Oral Presentation International Veterinary Immunology Symposium 2016

Development of cytometric bead array assays to quantify sheep cytokines (#44)

Gabriela Simonova 1 , Eunike McGowan 1 , Melinda M Dean 1 , Gary Entrican 2 , Sean Wattegedera 2 , John-Paul Tung 1
  1. Australian Red Cross Blood Service, Kelvin Grove, QLD, Australia
  2. Moredun Research Institute, Pentlands Science Park, Bush Loan, Midlothian, Edinburgh, Scotland, UK

Background: Multiplex technologies (e.g. cytometric bead array (CBA)) are available for the simultaneous detection of inflammatory markers from humans, mice, rats, dogs, pigs and horses, but not sheep. Our group specialises in ovine transfusion models and quantitation of inflammatory markers is crucial to understand adverse transfusion outcomes. Prior to development of a multiplex sheep cytokine assay, we aimed to develop single analyte CBA assays to quantify sheep IL-1β, IL-6, IL-8 and IL-10.

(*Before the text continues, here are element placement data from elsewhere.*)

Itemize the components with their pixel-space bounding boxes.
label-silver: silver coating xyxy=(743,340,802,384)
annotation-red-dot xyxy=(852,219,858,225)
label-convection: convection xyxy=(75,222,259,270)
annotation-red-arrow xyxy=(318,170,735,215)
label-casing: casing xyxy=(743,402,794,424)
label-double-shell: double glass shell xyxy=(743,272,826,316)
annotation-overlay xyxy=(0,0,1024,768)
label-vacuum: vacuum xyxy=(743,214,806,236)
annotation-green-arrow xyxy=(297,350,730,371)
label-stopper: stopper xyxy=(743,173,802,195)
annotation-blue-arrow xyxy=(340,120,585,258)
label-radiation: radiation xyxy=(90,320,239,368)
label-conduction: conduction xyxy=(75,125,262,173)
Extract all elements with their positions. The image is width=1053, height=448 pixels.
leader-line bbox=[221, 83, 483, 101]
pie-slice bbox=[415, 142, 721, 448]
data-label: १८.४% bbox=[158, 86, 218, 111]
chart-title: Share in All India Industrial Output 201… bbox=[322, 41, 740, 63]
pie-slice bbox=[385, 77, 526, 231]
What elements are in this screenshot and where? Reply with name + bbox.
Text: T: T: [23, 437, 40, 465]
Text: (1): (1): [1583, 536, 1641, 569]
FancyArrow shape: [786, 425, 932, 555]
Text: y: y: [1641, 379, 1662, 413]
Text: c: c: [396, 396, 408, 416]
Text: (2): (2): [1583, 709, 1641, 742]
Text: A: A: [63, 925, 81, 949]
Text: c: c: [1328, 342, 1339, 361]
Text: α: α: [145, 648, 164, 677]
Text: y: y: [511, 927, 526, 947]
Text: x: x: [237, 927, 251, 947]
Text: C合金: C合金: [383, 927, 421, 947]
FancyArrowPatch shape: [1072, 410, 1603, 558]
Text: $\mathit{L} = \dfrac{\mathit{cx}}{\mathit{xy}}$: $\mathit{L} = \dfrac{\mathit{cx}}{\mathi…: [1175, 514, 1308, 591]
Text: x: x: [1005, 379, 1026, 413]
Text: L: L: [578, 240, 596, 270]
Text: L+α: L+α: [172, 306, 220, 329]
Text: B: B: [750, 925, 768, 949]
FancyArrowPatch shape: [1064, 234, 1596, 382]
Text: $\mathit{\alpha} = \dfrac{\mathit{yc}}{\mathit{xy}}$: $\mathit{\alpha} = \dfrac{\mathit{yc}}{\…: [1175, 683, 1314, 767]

Methods: Whole blood from a Merino ewe was stimulated with lipopolysaccharide (100ng/mL; 6 hours; 37°C). Plasma was harvested and stored (-80°C). Functional Bead Conjugation Buffer Set and Human Master Buffer Kit (BD Biosciences) were used. Antibodies for capture and detection were screened to select antibody pairs. Antibody-conjugated beads were incubated with serial dilutions of sheep recombinant cytokines (IL-1b, IL-6 and IL-8: 8 - 8,000 pg/mL; IL-10: 20 - 20,000 biological units (bU)/mL) or the plasma sample for 1 hour at room temperature (RT). Specific paired antibody was then added (1hr, RT), followed by a PE-conjugated secondary (1hr, RT). Beads were washed before analysis via flow cytometry. Limit of detection (LOD), intra- and inter-assay variations were determined for each assay by evaluating mean fluorescence intensities across three repeated assay runs.

Results: Mean LODs across runs were IL-1b: 333.3 pg/mL; IL-6: 270.8 pg/mL; IL-8: 354.2 pg/mL; and IL-10: 26.7 bU/mL. Intra-assay coefficients of variations (CVs) were IL-1b: 9-12%; IL-6: 10-12%; IL-8: 21-29%; and IL-10: 12-14%. Inter-assay CVs were IL-1b: 16%; IL-6: 12%; IL-8: 18%; IL-10: 9%. 

Conclusions: CBA was a suitable platform for development of assays to quantify sheep cytokines. Further studies will investigate whether combining these single analyte assays into a multiplex assay will maintain sensitivity and specificity. A multiplex assay for quantification of sheep cytokines will provide a fast and cost-effective tool for sheep immunological research.